Pour l’instant c’est "non" !

vendredi 27 mai 2005

Alors pour rester en dehors de la blague, on aura beau dénoncer une Europe qui danse sur une jambe de bois et ne regarde que d’un œil quand ce n’es t pas que d’une seule partie du cerveau qu’elles réfléchissent ces droites réunies en une seule par sa même extrême ; encourager au « non » du Jour humain, décrier l’importance accordée au rôle de la France au moment où il faudrait penser en terme d’Europe et savoir dépasser le principe de la notion de nation comme si notre pays ne pouvait se permettre, ne se devait en aucun cas de partager cette supériorité, de constater qu’il ne s’agit finalement que d’un « oui » à l’envers donc doublement d’un « non » pour effacer le manque de conscience politique qui ressort des partenaires du « oui » opposés dans « leur » Europe à une ferme volonté de réellement changer les visées contextuelles et textuelles que le capitalisme cherche à infliger à ce continent à travers une Constitution qui ne fait pas l’unanimité mais qui dors et déjà, quelque en soit le résultat, remportera sa partie d’une faible marge entre un faible « oui » et un « non » que les sondages présentent comme plus costaud.

Saura-t-elle cette Europe entendre les orientations et les revendications des mouvements vraiment à gauche dont il est pour l’instant assez difficile d’évaluer de près les pourcentages électoraux ou préférera-t-elle poursuivre une route capitaliste pavée de bonnes intentions mais dont les résultats concrètement sur le terrain inspirent le pessimisme suite aux dangers de déséquilibres qui risquent de frapper chaque pays ? Il ne s’agira pas lorsqu’il faudra aller voter de choisir un programme à la carte de gestionnaires européens mais d’élire un programme de sécurité humaine qui soit plus vivable que les précédents, une charte de protection de la planète par rapport aux surmenages qu’elle se voit infliger par un rythme capitaliste devenu destructeur sur de nombreux domaines sous l’effets de dérapages technologiques, bios éthiques et « militarifiés ».
Du « oui » socialiste issu des courants socio démocrates ou socialistes libéraux également inscrits dans le schéma de la poursuite des politiques que nous avons vécues jusqu’ici se découvrent en réalité des sympathisants de gauche d’une faible teneur déjà rachetés par le libéralisme, démocratique lui aussi ; on voit derrière,se poindre la concrétisation d’une conscience politique réellement vouée au sort de tous et non pas d’une élite gestative agissant le plus souvent cachée qu’à visage découvert.

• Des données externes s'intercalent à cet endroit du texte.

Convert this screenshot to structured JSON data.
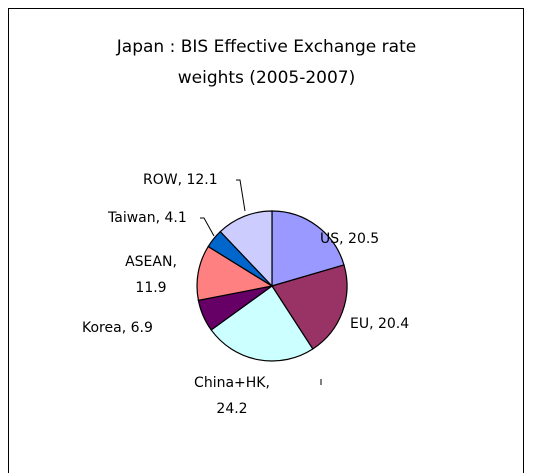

Entre une gauche qui chamaille le « oui » ou le « non » et une droite pas forcément unanime, nul ne peut proférer ce qu’il adviendra du scrutin ni les arguments nouveaux qui pourraient y être ajoutés. La preuve en est cette antépénultième boutade envoyée par l’un des courants affilié à l’UMP et à sa libérale démocratie auprès de ses jeunesses subitement orientées vers le « non » certainement au cas où… celui-ci venait à l’emporter ! Là on frôle un cas limite et isolé de la bêtise idéologique et propagandiste mais après tout Jacques Chirac était bien un sympathisant communiste dans sa jeunesse, certainement par goût de l’infiltration pour mieux les exterminer et faire taire leurs rêve égalitaire. Le « non » m’apparaissant comme plus convainquant politiquement que le « oui » qui ferait bien de faire sien l’adage de Chirac à propos de l’assimilation à une moutonnerie de noirauds (c’te nouille de l’obscur), je voterai par conséquent « non » dans la perspective de rallier la cause de programmes politiques européens plus efficaces en terme d’égalité qu’en prose économique.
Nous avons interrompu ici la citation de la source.